Dogs and humans live among the gravestones in Pasay cemetery, Philippines
In the photograph, a skeletal white dog stands on top of a tomb, his spiky vertebrae sharply visible through his ghostly fur. His jutting ribs and pelvic bones match the monotone of grey cemetery aisles and a prominent white cross in the background.
The wraith of a dog lives here, in a cemetery in Pasay, the Philippines, with the dead, but also with the living. He is one of at least 400 animals – and 300 families – who call the crypts and graffiti and mould encrusted gravestones home.
Aaron “Bertie” Gekoski could see the Pasay municipal public cemetery from the window of his three-bedroom apartment overlooking the city. But the internationally acclaimed environmental photojournalist had no view of the suffering inside the cemetery’s walls until he accepted an invitation to meet and document the people and pets living there.
“I’ve never seen this anywhere in the world, where people are living in a cemetery, living and sleeping on tombs,” he said.
Gekoski’s photographs of Pasay city municipal cemetery and Manila south cemetery, commissioned by Lady Freethinker and in collaboration with the NGO Pasay Pups, expose the crushing poverty faced by the people and animals living within the makeshift graveyard villages, while also highlighting their humanity and resilience.
Striking that balance of chiaroscuro was important, especially as Covid-19 lockdowns had brought added hardship for cemetery residents already struggling to survive, Gekoski said.
“As a photographer, I want to tell the story that I witness,” he said. “What I saw there was not despair, but a tight-knit community.
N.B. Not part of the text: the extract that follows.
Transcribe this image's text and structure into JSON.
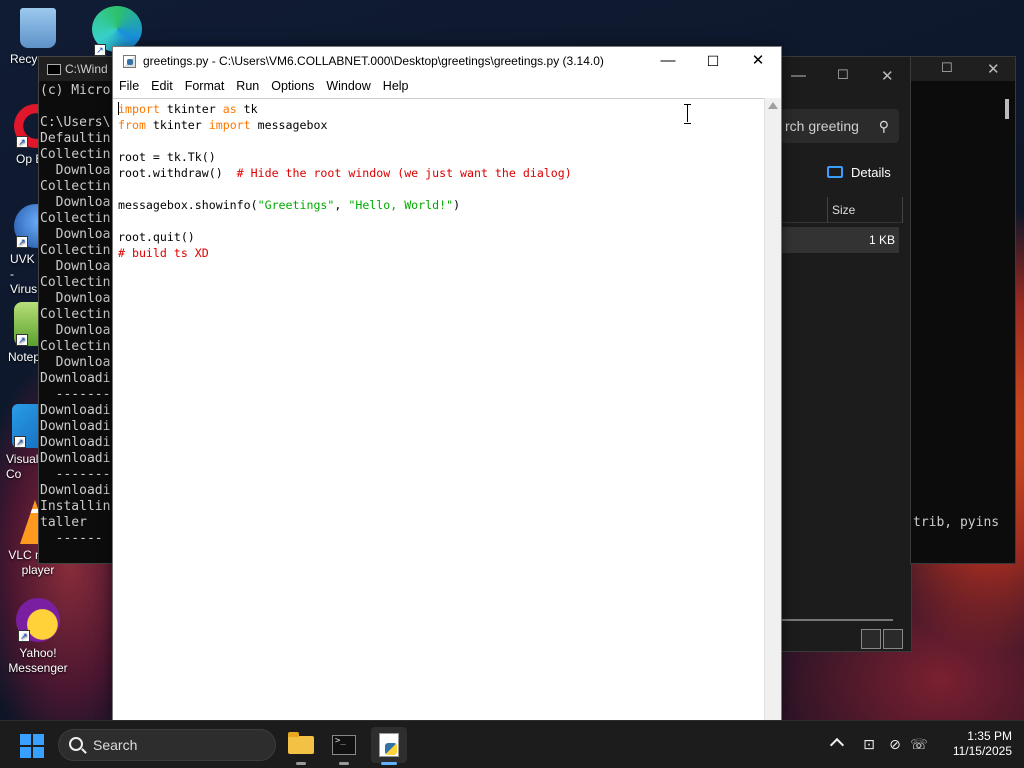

These people face incredible hardships that most of us could never even begin to imagine, and there is hope.”
Immigrants have flocked to the Philippines for almost a century, seeking better opportunities for themselves and their families but finding instead extreme poverty, a lack of affordable housing and employment opportunities, and scant resources for mental health and drug addiction.
Pasay, with more than 416,000 people packed into its seven square miles, is touted by travel agencies as a tourist destination of “thrills, culture, shopping, relaxing and fun”. Meanwhile, three miles away in Pasay public cemetery, children and families resort to pag pag, or eating from the trash, to survive.
There is no running water in the cemetery. There is no sanitation service. There is scant electricity, pilfered from a public line. Mangy, emaciated animals cower in the shadows of the concrete aisles or curl up in the crypts, tails wrapped around skeletal frames.
Some families have lived in the cemetery for generations, eking out livings by caretaking the tombs of wealthy families, engraving headstones or selling flowers for gravesites. Others desperately want to leave but find themselves trapped by conditions at the cemetery – such as a lack of access to healthcare, education, or working toilets – that put them at a disadvantage when applying for jobs, according to the Pasay Pups founder, Ashley Fruno.
“The cemetery is a very intense place,” she said. “There are a lot of smells, and people are everywhere. Some of our volunteers come once and they never come back. Even the best factsheet in the world can’t prepare you for this.”
For more than a decade, Fruno and her volunteers as well as trained clinic staff have visited Pasay cemetery on Saturdays – feeding, spaying and neutering, and vaccinating hundreds of animals, discussing proper animal care with cemetery residents, and donating hygiene supplies to the children.
But Covid-19 curtailed those weekly visits in March 2020, when Pasay instituted a general community quarantine – a strict lockdown – and people were not allowed to leave the cemetery, Fruno said.
Cemetery residents had little access, if any, to food, Fruno said. They also could not engage in kalakal, or scavenging materials from junkyards and the scraps of income from that practice. Pasay Pups shifted to humanitarian aid, bringing rice, soap, and reusable masks twice a month – despite volunteer numbers dropping to a handful.
“It was shocking to us how few resources were provided to help get them through the lockdown,” Fruno said.
The city of Pasay did not provide comment before publication of this story, despite multiple attempts.
Gekoski, Fruno, and Lady Freethinker hope these photos will raise awareness and resources for the people and pets of Pasay cemetery. Fruno plans to continue the fight for better animal welfare. “The Philippines is my home now,” she said. “I feel like I was meant to be here.”